Sometimes the most ambitious projects call for the simplest solutions.
Several years ago my wife and I rented a house that had, attached to its hindquarters, a screened-in back porch. Though it was our vacation and we had made ambitious plans for the week, the pull of the screened porch proved too great, causing us to scrap our agenda and spend our days reclining in twin hammocks, reading, beyond the reach of the horseflies and mosquitoes.
Over the next few years, I revisited that pleasant porch many times in my memory, recalling the cool breeze circulating around me, the gentle throb of the evening crickets, the sweet iced tea within arm’s reach, the book tented upon my chest as I slid into a nap.
Winters rolled into springs and springs into summers. I turned 48 and felt the press of time, my life half spent without a screened porch to show for it. Then last spring, I phoned a builder, who walked around the house with me, studying it, looking for the obvious place to attach a porch.
“How about we build on a front porch?” he said.

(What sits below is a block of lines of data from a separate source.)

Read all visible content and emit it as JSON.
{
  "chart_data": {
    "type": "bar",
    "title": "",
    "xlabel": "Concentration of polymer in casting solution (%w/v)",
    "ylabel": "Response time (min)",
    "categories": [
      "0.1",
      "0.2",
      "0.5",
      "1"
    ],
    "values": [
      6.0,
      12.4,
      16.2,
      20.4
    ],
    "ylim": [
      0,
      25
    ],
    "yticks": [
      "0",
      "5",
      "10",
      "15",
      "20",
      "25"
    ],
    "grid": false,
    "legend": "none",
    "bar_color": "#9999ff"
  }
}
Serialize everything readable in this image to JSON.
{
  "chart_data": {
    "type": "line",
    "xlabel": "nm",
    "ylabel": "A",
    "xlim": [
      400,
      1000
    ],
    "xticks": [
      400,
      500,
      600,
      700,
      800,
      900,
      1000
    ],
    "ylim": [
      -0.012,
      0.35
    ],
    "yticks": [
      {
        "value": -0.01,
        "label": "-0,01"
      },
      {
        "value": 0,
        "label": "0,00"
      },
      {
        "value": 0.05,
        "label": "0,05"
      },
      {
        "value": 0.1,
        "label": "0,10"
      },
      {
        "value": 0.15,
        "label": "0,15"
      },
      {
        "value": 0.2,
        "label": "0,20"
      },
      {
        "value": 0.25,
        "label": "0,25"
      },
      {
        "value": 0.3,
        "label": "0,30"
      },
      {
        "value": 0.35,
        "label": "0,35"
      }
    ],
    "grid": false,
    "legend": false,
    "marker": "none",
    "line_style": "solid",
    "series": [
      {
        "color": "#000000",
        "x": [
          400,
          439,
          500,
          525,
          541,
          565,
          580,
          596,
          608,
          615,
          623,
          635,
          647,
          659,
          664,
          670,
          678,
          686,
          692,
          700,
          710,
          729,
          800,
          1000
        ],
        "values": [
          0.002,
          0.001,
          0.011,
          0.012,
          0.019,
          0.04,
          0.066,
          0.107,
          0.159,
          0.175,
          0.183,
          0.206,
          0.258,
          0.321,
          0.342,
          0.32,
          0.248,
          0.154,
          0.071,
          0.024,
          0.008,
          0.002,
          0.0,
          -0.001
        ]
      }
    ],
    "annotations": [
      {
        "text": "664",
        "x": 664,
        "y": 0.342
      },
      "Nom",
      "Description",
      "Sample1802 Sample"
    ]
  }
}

“Wouldn’t work,” I told him. “We’d have to chop down my wife’s magnolias. She’d skin us alive.”
“We could always come off the kitchen,” the builder said. “Tear out this wall here, put a door there, move the garage over there.”
He stretched out his tape measure, punched some numbers into his calculator, and quoted a figure that was more than we’d paid for the house. Why is it that whenever I hire a builder, no matter how small or large the project, it inevitably involves the depletion of my entire savings?
By then, I had painted myself into a corner. Believing the porch’s cost would be modest, I had begun buying porch furniture and stacking it in our garage—a rocker, couch, swing, tables, chairs, a fan, a lamp by which to read, one sign forbidding the use of cell phones, and another sign prohibiting the use of dirty words, such as Congress, incumbent, Republican, Democrat, or Tea Party.
I’m a simple Quaker minister and have to watch my expenditures, lest I become the subject of gossip and speculation. Quaker ministers are granted wide latitude in theological matters, but have to toe the line when it comes to simplicity. There are Quaker porches and Episcopalian porches, and I am expected to know the difference. I thanked the builder, an Episcopalian, and sent him on his way.
Later that evening, my wife and I were discussing our prospective porch, and she suggested I build it. There was a time I would have tackled a job like that with confident enthusiasm, but that was several explosions ago, and I’ve grown more timid over the years. The phrase, “I’ll build it myself” has become codespeak for “How about I screw it up so bad we’ll spend twice as much paying someone else to fix it?”
A few days later my friend Dave Helton came to visit. Dave is a human encyclopedia, able to dredge up, sort out, and spew forth arcane bits of data on any topic related to the home.
“Why don’t you just hang mosquito curtains on your breezeway?” he asked. “People down South use ’em all the time. You put ’em up in the spring, take ’em down in the fall. Cost you a couple hundred bucks.”
I went online, entered the words “mosquito curtains,” and landed on a company in Georgia, owned by a man named Kurt, who, despite once having a job on Wall Street, looked reasonably trustworthy. I phoned Kurt, told him the dimensions of our breezeway, read him the numbers on our credit card, and four days later the UPS man delivered our mosquito curtains. Kurt had predicted it would take two hours to hang the curtains and thoughtfully included directions, which I ignored, adding several hours to the installation time. After hanging the curtains, I transferred the rockers, couch, swing, tables, chairs, fan, lamp, and signs from the garage to our breezeway. It was a tight squeeze, but I shoehorned them in.
There is much concern in our country these days about our national debt, climate change, and health care. My plan of action is to sit many hours on my porch this summer, drinking sweet iced tea and not thinking about them.